Unfortunately, as a person ages it becomes increasingly difficult for them to take vacations for a variety of reasons. However, these crucial experiences and relaxation opportunities do not become any less important. Therefore, it’s a good idea for all older individuals to do whatever they can to ensure they are able to take relaxing vacations and find those times to refresh themselves.

In this article we will explore some of the challenges a senior may face when attempting to take a vacation and how they might overcome those obstacles.

Tighter Budget

For seniors, finances can prove to be a serious roadblock. After all, vacations can be quite costly, and when a person is living on a small retirement fund or on social security alone, it can feel impossible to stretch the monthly budget to include a vacation.

That said, with proper planning, it is almost always possible for a person to set aside $50 a month. That $50 would grow to $1,200 by the end of two years, making it very possible to take a small vacation that would be well-earned. Try using some money saving tips to make that $1,200 stretch as far as possible.

Physical Limitations

Sadly, with age comes physical limitations. Arthritis and other aches and pains tend to set in during the senior years of a person’s life, making it difficult for them to enjoy physical activities he or she once loved.

If this is the case, a senior need only find the right kind of vacation experience in order to ensure he or she has a good time. This might mean relaxing on a beach or renting a snow-covered cabin to snuggle up in. All-inclusive resorts are also popular with the older adult crowd as they require very little extra work once the destination is reached.

Memory Loss

For those seniors with memory problems, travel may seem like a dangerous proposition. While this fear is legitimate, taking a travel partner is a very easy way to overcome it. A mentally capable friend or family member can make the experience easier and more fun by helping the senior navigate the sometimes confusing parts of travel while providing interesting companionship along the way.

Difficulty Driving

Loss of eyesight and slower reaction times often mean older adults have a hard time driving a car. While this rules out road trips, it most certainly does not mean travel is impossible. Traveling by plane, train, or bus are all perfectly feasible options, and cruises are a great option for seniors who prefer an all-inclusive experience.

Trouble Getting Comfortable

Those aches and pains that tend to show up in the later years of a person’s life can make getting comfortable incredibly difficult. This often leads seniors to be attached to their own furniture and hesitant to stay in a hotel where the bed may prove to be uncomfortable.

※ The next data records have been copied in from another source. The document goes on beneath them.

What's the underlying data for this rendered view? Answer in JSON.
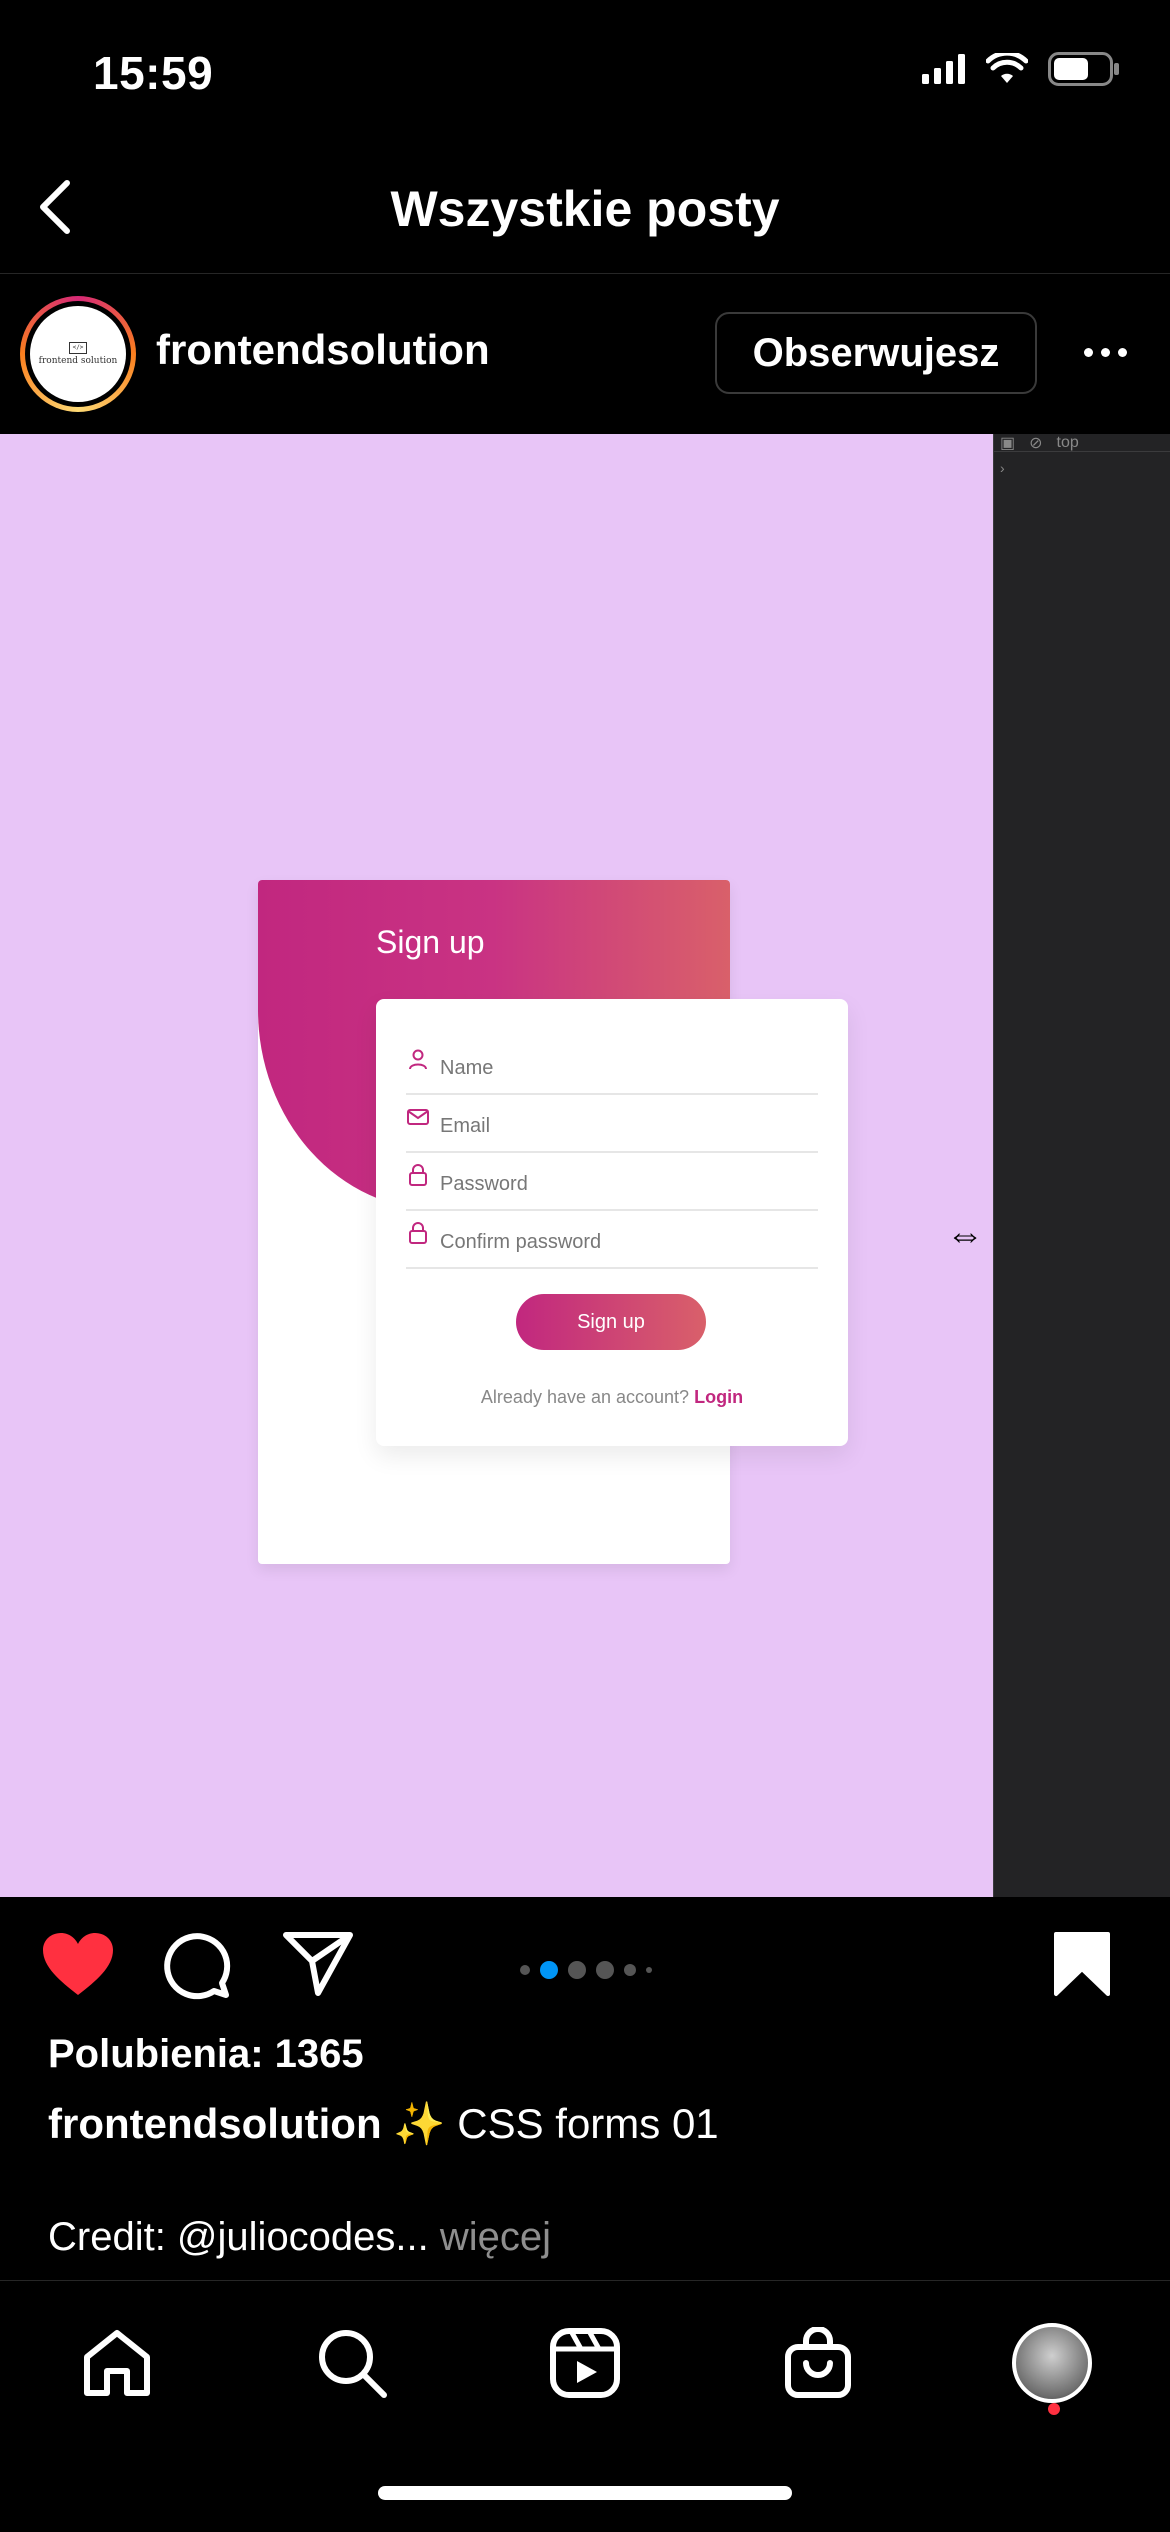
{
  "status_bar": {
    "time": "15:59"
  },
  "header": {
    "title": "Wszystkie posty"
  },
  "post": {
    "username": "frontendsolution",
    "avatar_text": "frontend solution",
    "avatar_logo": "</>",
    "follow_label": "Obserwujesz"
  },
  "media": {
    "devtools_tab": "top",
    "card_title": "Sign up",
    "fields": [
      {
        "label": "Name",
        "icon": "user-icon"
      },
      {
        "label": "Email",
        "icon": "mail-icon"
      },
      {
        "label": "Password",
        "icon": "lock-icon"
      },
      {
        "label": "Confirm password",
        "icon": "lock-icon"
      }
    ],
    "button_label": "Sign up",
    "account_text": "Already have an account?",
    "login_label": "Login",
    "colors": {
      "background": "#e8c5f7",
      "gradient_start": "#c1277f",
      "gradient_end": "#d9606a"
    }
  },
  "carousel": {
    "active_index": 1,
    "count": 6
  },
  "likes": "Polubienia: 1365",
  "caption": {
    "user": "frontendsolution",
    "emoji": "✨",
    "text": "CSS forms 01"
  },
  "credit": {
    "text": "Credit: @juliocodes...",
    "more": "więcej"
  },
  "colors": {
    "like": "#ff3040",
    "active_dot": "#0095f6"
  }
}
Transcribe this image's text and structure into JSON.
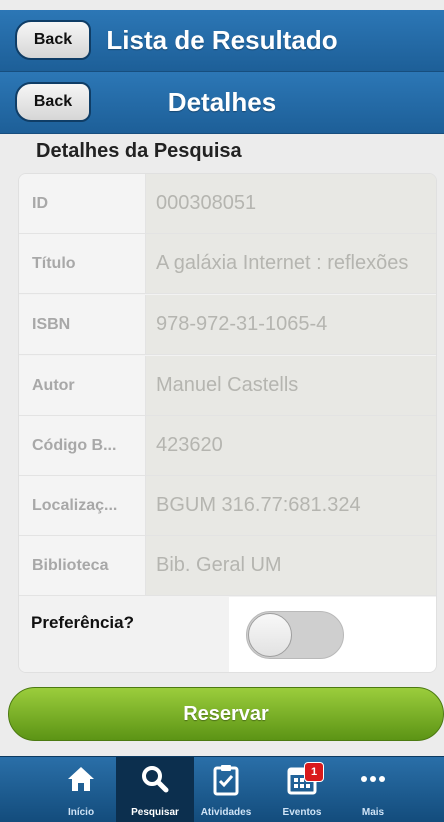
{
  "header1": {
    "back_label": "Back",
    "title": "Lista de Resultado"
  },
  "header2": {
    "back_label": "Back",
    "title": "Detalhes"
  },
  "section_title": "Detalhes da Pesquisa",
  "details": [
    {
      "label": "ID",
      "value": "000308051"
    },
    {
      "label": "Título",
      "value": "A galáxia Internet : reflexões"
    },
    {
      "label": "ISBN",
      "value": "978-972-31-1065-4"
    },
    {
      "label": "Autor",
      "value": "Manuel Castells"
    },
    {
      "label": "Código B...",
      "value": "423620"
    },
    {
      "label": "Localizaç...",
      "value": "BGUM 316.77:681.324"
    },
    {
      "label": "Biblioteca",
      "value": "Bib. Geral UM"
    }
  ],
  "preference": {
    "label": "Preferência?",
    "enabled": false
  },
  "reserve_label": "Reservar",
  "tabs": [
    {
      "label": "Início",
      "icon": "home-icon"
    },
    {
      "label": "Pesquisar",
      "icon": "search-icon"
    },
    {
      "label": "Atividades",
      "icon": "checklist-icon"
    },
    {
      "label": "Eventos",
      "icon": "calendar-icon",
      "badge": "1"
    },
    {
      "label": "Mais",
      "icon": "more-icon"
    }
  ],
  "active_tab": "Pesquisar",
  "colors": {
    "header": "#1f64a0",
    "reserve": "#7cb32a",
    "tabbar": "#1c5a8e",
    "badge": "#d9191b"
  }
}
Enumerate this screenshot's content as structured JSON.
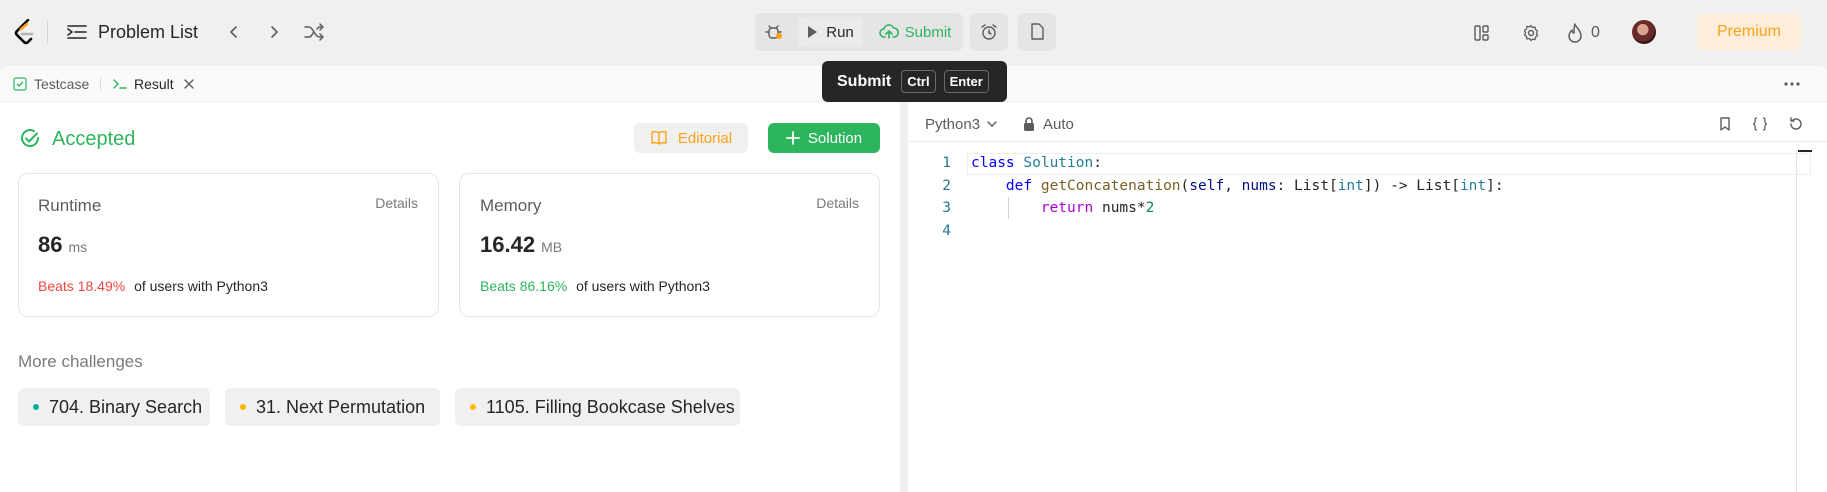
{
  "header": {
    "problem_list_label": "Problem List",
    "run_label": "Run",
    "submit_label": "Submit",
    "streak_count": "0",
    "premium_label": "Premium"
  },
  "tooltip": {
    "title": "Submit",
    "key1": "Ctrl",
    "key2": "Enter"
  },
  "left_tabs": {
    "testcase": "Testcase",
    "result": "Result"
  },
  "result": {
    "status": "Accepted",
    "editorial_label": "Editorial",
    "solution_label": "Solution",
    "runtime": {
      "title": "Runtime",
      "details": "Details",
      "value": "86",
      "unit": "ms",
      "beats": "Beats 18.49%",
      "suffix": "of users with Python3"
    },
    "memory": {
      "title": "Memory",
      "details": "Details",
      "value": "16.42",
      "unit": "MB",
      "beats": "Beats 86.16%",
      "suffix": "of users with Python3"
    }
  },
  "challenges": {
    "heading": "More challenges",
    "items": [
      {
        "label": "704. Binary Search",
        "color": "#00af9b"
      },
      {
        "label": "31. Next Permutation",
        "color": "#ffb800"
      },
      {
        "label": "1105. Filling Bookcase Shelves",
        "color": "#ffb800"
      }
    ]
  },
  "editor": {
    "language": "Python3",
    "mode": "Auto",
    "line_numbers": [
      "1",
      "2",
      "3",
      "4"
    ],
    "code": {
      "l1_kw": "class",
      "l1_cls": "Solution",
      "l1_end": ":",
      "l2_kw": "def",
      "l2_fn": "getConcatenation",
      "l2_a": "(",
      "l2_self": "self",
      "l2_b": ", ",
      "l2_nums": "nums",
      "l2_c": ": List[",
      "l2_int1": "int",
      "l2_d": "]) -> List[",
      "l2_int2": "int",
      "l2_e": "]:",
      "l3_kw": "return",
      "l3_a": " nums*",
      "l3_num": "2"
    }
  },
  "colors": {
    "accent_green": "#2db55d",
    "accent_orange": "#ffa116",
    "beats_red": "#ef4743"
  }
}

This problem can be solved by encouraging the traveling senior to take a pillow and blanket from home. In some cases, it may even make sense to pack up their mattress topper from home. Additionally, it can be helpful to rent out an upscale hotel room in order to ensure the bed is of good quality.

Whether you are an older adult looking to travel or the friend or family member of a senior in desperate need of a break, we are certain these tips and tricks will make travel a more attainable goal.